The last must read is not about today except by historical analogy. Sally Denton The Plots against the President: FDR, A Nation In Crisis and the Rise of the American Right (Bloomsbury Press). It's hard to believe in the 21st century that American political leaders and captains of industry wants believed the most successful leader in the world was Benito Mussolini. At the tale end of the Hoover Administration, there was concern throughout the political system that American democracy was no longer viable and that America needed an El Duce to make it through the Depression. Sally Denton does a wonderful job of capturing the inadequacies of Herbert Hoover, the noblesse oblige of FDR, the atmosphere which fueled the rise of the radical Right with Father Coughlin and the populist Left with Huey Long. The book first explains the plot by Guiseppe Zangara, an Italian anarchist, who tried to shoot President-elect Roosevelt and ended up killing the Mayor of Chicago. Then the book details the Wall Street Putsch and the plot to involve two-time Medal of Honor winner Smedley Butler in "neutralizing FDR" and making him a figurehead President to be run by the likes of Howard Pew, Dow Chemical and insurance companies. While we read Seven Days in May in our youth, little did we know that it was based on a real plot during the FDR administration.
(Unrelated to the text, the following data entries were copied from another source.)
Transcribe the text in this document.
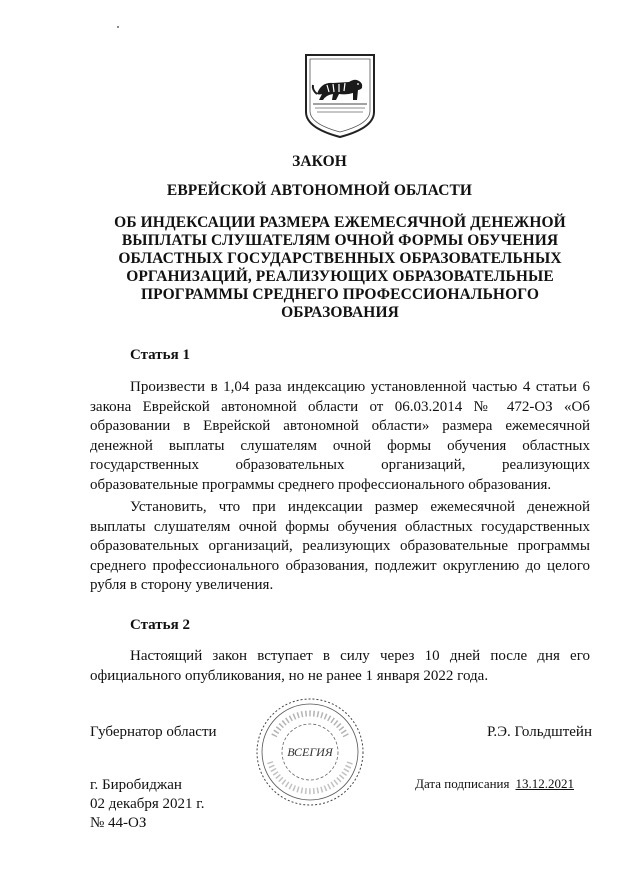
ЗАКОН
ЕВРЕЙСКОЙ АВТОНОМНОЙ ОБЛАСТИ
ОБ ИНДЕКСАЦИИ РАЗМЕРА ЕЖЕМЕСЯЧНОЙ ДЕНЕЖНОЙ
ВЫПЛАТЫ СЛУШАТЕЛЯМ ОЧНОЙ ФОРМЫ ОБУЧЕНИЯ
ОБЛАСТНЫХ ГОСУДАРСТВЕННЫХ ОБРАЗОВАТЕЛЬНЫХ
ОРГАНИЗАЦИЙ, РЕАЛИЗУЮЩИХ ОБРАЗОВАТЕЛЬНЫЕ
ПРОГРАММЫ СРЕДНЕГО ПРОФЕССИОНАЛЬНОГО
ОБРАЗОВАНИЯ
Статья 1

Произвести в 1,04 раза индексацию установленной частью 4 статьи 6 закона Еврейской автономной области от 06.03.2014 № 472-ОЗ «Об образовании в Еврейской автономной области» размера ежемесячной денежной выплаты слушателям очной формы обучения областных государственных образовательных организаций, реализующих образовательные программы среднего профессионального образования.

Установить, что при индексации размер ежемесячной денежной выплаты слушателям очной формы обучения областных государственных образовательных организаций, реализующих образовательные программы среднего профессионального образования, подлежит округлению до целого рубля в сторону увеличения.

Статья 2

Настоящий закон вступает в силу через 10 дней после дня его официального опубликования, но не ранее 1 января 2022 года.

Губернатор области	Р.Э. Гольдштейн
ВСЕГИЯ
г. Биробиджан
02 декабря 2021 г.
№ 44-ОЗ
Дата подписания 13.12.2021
Denton's book recalls the rhetoric used against FDR, which is very similar to that used against President Obama. FDR was a socialist, a Communist, a fascist and under the control of Jewish bankers. And he was of the American elite so Barack Obama shouldn't complain. Also, the attacks on FDR from the Left remind one of the criticism of Barack Obama by liberals. And Denton does a great job in portraying FDR's cool, his noblesse oblige and his nonchalence in dealing with those demanding immediate answers to the country's crisis. I sympathize with those around FDR who found the waiting nerve-wracking. It's alot like people with high expectations of President Obama, wondering what he's going to do with the GOP obstructionism.
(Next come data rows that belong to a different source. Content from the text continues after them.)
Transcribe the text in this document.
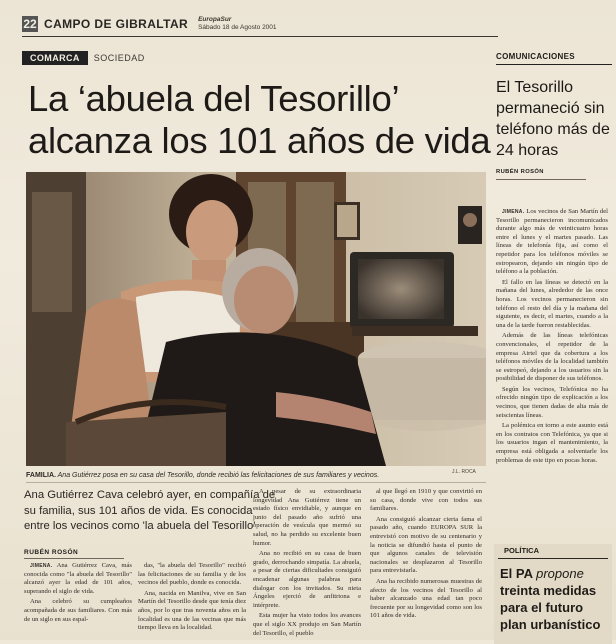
22 CAMPO DE GIBRALTAR EuropaSur
Sábado 18 de Agosto 2001
COMARCA	SOCIEDAD
La ‘abuela del Tesorillo’
alcanza los 101 años de vida
J.L. ROCA
FAMILIA. Ana Gutiérrez posa en su casa del Tesorillo, donde recibió las felicitaciones de sus familiares y vecinos.
Ana Gutiérrez Cava celebró ayer, en compañía de su familia, sus 101 años de vida. Es conocida entre los vecinos como 'la abuela del Tesorillo'
RUBÉN ROSÓN

JIMENA. Ana Gutiérrez Cava, más conocida como "la abuela del Tesorillo" alcanzó ayer la edad de 101 años, superando el siglo de vida.

Ana celebró su cumpleaños acompañada de sus familiares. Con más de un siglo en sus espal-

das, "la abuela del Tesorillo" recibió las felicitaciones de su familia y de los vecinos del pueblo, donde es conocida.

Ana, nacida en Manilva, vive en San Martín del Tesorillo desde que tenía diez años, por lo que tras noventa años en la localidad es una de las vecinas que más tiempo lleva en la localidad.

A pesar de su extraordinaria longevidad Ana Gutiérrez tiene un estado físico envidiable, y aunque en junio del pasado año sufrió una operación de vesícula que mermó su salud, no ha perdido su excelente buen humor.

Ana no recibió en su casa de buen grado, derrochando simpatía. La abuela, a pesar de ciertas dificultades consiguió encadenar algunas palabras para dialogar con los invitados. Su nieta Ángeles ejerció de anfitriona e intérprete.

Esta mujer ha visto todos los avances que el siglo XX produjo en San Martín del Tesorillo, el pueblo

al que llegó en 1910 y que convirtió en su casa, donde vive con todos sus familiares.

Ana consiguió alcanzar cierta fama el pasado año, cuando EUROPA SUR la entrevistó con motivo de su centenario y la noticia se difundió hasta el punto de que algunos canales de televisión nacionales se desplazaron al Tesorillo para entrevistarla.

Ana ha recibido numerosas muestras de afecto de los vecinos del Tesorillo al haber alcanzado una edad tan poco frecuente por su longevidad como son los 101 años de vida.

COMUNICACIONES
El Tesorillo permaneció sin teléfono más de 24 horas
RUBÉN ROSÓN

JIMENA. Los vecinos de San Martín del Tesorillo permanecieron incomunicados durante algo más de veinticuatro horas entre el lunes y el martes pasado. Las líneas de telefonía fija, así como el repetidor para los teléfonos móviles se estropearon, dejando sin ningún tipo de teléfono a la población.

El fallo en las líneas se detectó en la mañana del lunes, alrededor de las once horas. Los vecinos permanecieron sin teléfono el resto del día y la mañana del siguiente, es decir, el martes, cuando a la una de la tarde fueron restablecidas.

Además de las líneas telefónicas convencionales, el repetidor de la empresa Airtel que da cobertura a los teléfonos móviles de la localidad también se estropeó, dejando a los usuarios sin la posibilidad de disponer de sus teléfonos.

Según los vecinos, Telefónica no ha ofrecido ningún tipo de explicación a los vecinos, que tienen dadas de alta más de seiscientas líneas.

La polémica en torno a este asunto está en los contratos con Telefónica, ya que si los usuarios ingan el mantenimiento, la empresa está obligada a solventarle los problemas de este tipo en pocas horas.

POLÍTICA
El PA propone treinta medidas para el futuro plan urbanístico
This short book reminds us that American democracy is not a sure thing,that it has been under seige many times in our history and frequently the most powerful were tempted to sacrifice it for their own good. What struck me was what temptations FDR avoided. Denton portrays a group of the leading bankers waiting on the new President to urge him to nationalize all the banks, something unheard of today. Like in the current financial crisis, the President did save the big banks and gradually restored the solvency of regional banks, much to the displeasure of the Left. At the same time, the wealthier classes were urging FDR to become a dictator like Mussolini, which he would not do even though he loved executive power.

And then there are the powerful monied interests. They thought FDR was a weak character, who could be bent to their purposes. They actually believed--during the two, not one coup attempt--that FDR would just succumb to their pressure and OK their plans to take over the government.

A good read and a reminder of where the most pernicious elements of the Right came from.